Closed hsb1995 closed 3 months ago
I ignored the dataset thing for the above question and proceeded directly to run the following steps. But I only have two 3090s, changed all the parameters and still the memory is overflowing. Is there nothing you can do on your end?
deepspeed --num_gpus 2 --master_port=9901 train_bash.py \ --deepspeed "$SCRIPT_DIR/ds_config.json" \ --stage kd \ --kd_alpha 1.0 \ --kd_beta 1 \ --kd_loss_scale 0.01 \ --cutoff_len 1024 \ --model_name_or_path $STUDENT_MODEL_START_PATH \ --teacher_model_name_or_path $TEACHER_MODEL_PATH \ --do_train \ --dataset $DATASET \ --dataset_dir $SCRIPT_DIR/../data \ --template vanilla \ --finetuning_type full \ --output_dir $STUDENT_MODEL_PATH \ --per_device_train_batch_size 1 \ --gradient_accumulation_steps 16 \ --lr_scheduler_type cosine --warmup_steps 500 \ --adam_beta1 0.9 --adam_beta2 0.98 --weight_decay 0.01 \ --logging_steps 1 \ --save_steps 5000 \ --learning_rate 1e-4 \ --num_train_epochs 50.0 \ --plot_loss \ --fp16
Hi! Thanks for your attention. I regret to face the GPU resource bottleneck from your environment. :-( But for data, they (data from my online-disk) have been generated from my work and released in my online-disk, and you can directly use them to reproduce our experiments. You need not to generate them again. I hope my reply can help you. Best wishes! :-)

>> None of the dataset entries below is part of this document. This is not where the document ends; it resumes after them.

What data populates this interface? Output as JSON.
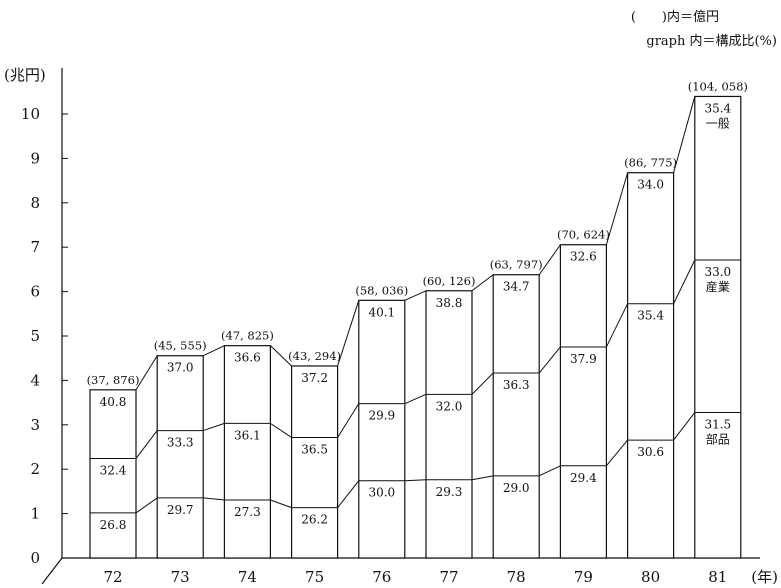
{
  "notes": {
    "line1": "(　　)内＝億円",
    "line2": "graph 内＝構成比(%)"
  },
  "chart_data": {
    "type": "bar",
    "stacked": true,
    "ylabel": "(兆円)",
    "xlabel": "(年)",
    "ylim": [
      0,
      10.5
    ],
    "yticks": [
      "0",
      "1",
      "2",
      "3",
      "4",
      "5",
      "6",
      "7",
      "8",
      "9",
      "10"
    ],
    "categories": [
      "72",
      "73",
      "74",
      "75",
      "76",
      "77",
      "78",
      "79",
      "80",
      "81"
    ],
    "totals": [
      3.7876,
      4.5555,
      4.7825,
      4.3294,
      5.8036,
      6.0126,
      6.3797,
      7.0624,
      8.6775,
      10.4058
    ],
    "total_labels": [
      "(37, 876)",
      "(45, 555)",
      "(47, 825)",
      "(43, 294)",
      "(58, 036)",
      "(60, 126)",
      "(63, 797)",
      "(70, 624)",
      "(86, 775)",
      "(104, 058)"
    ],
    "series": [
      {
        "name": "部品",
        "shares": [
          26.8,
          29.7,
          27.3,
          26.2,
          30.0,
          29.3,
          29.0,
          29.4,
          30.6,
          31.5
        ],
        "labels": [
          "26.8",
          "29.7",
          "27.3",
          "26.2",
          "30.0",
          "29.3",
          "29.0",
          "29.4",
          "30.6",
          "31.5"
        ]
      },
      {
        "name": "産業",
        "shares": [
          32.4,
          33.3,
          36.1,
          36.5,
          29.9,
          32.0,
          36.3,
          37.9,
          35.4,
          33.0
        ],
        "labels": [
          "32.4",
          "33.3",
          "36.1",
          "36.5",
          "29.9",
          "32.0",
          "36.3",
          "37.9",
          "35.4",
          "33.0"
        ]
      },
      {
        "name": "一般",
        "shares": [
          40.8,
          37.0,
          36.6,
          37.2,
          40.1,
          38.8,
          34.7,
          32.6,
          34.0,
          35.4
        ],
        "labels": [
          "40.8",
          "37.0",
          "36.6",
          "37.2",
          "40.1",
          "38.8",
          "34.7",
          "32.6",
          "34.0",
          "35.4"
        ]
      }
    ]
  }
}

Your work is great and I have been following your progress regarding model compression. I am reproducing your work and have the following problem with data issues:
How does this data work, I finished downloading all_gen_132k.json as you said, but then you said generate data. I went to run generate_data again and it didn't run through, so I wanted to get your advice on how you use this data issue?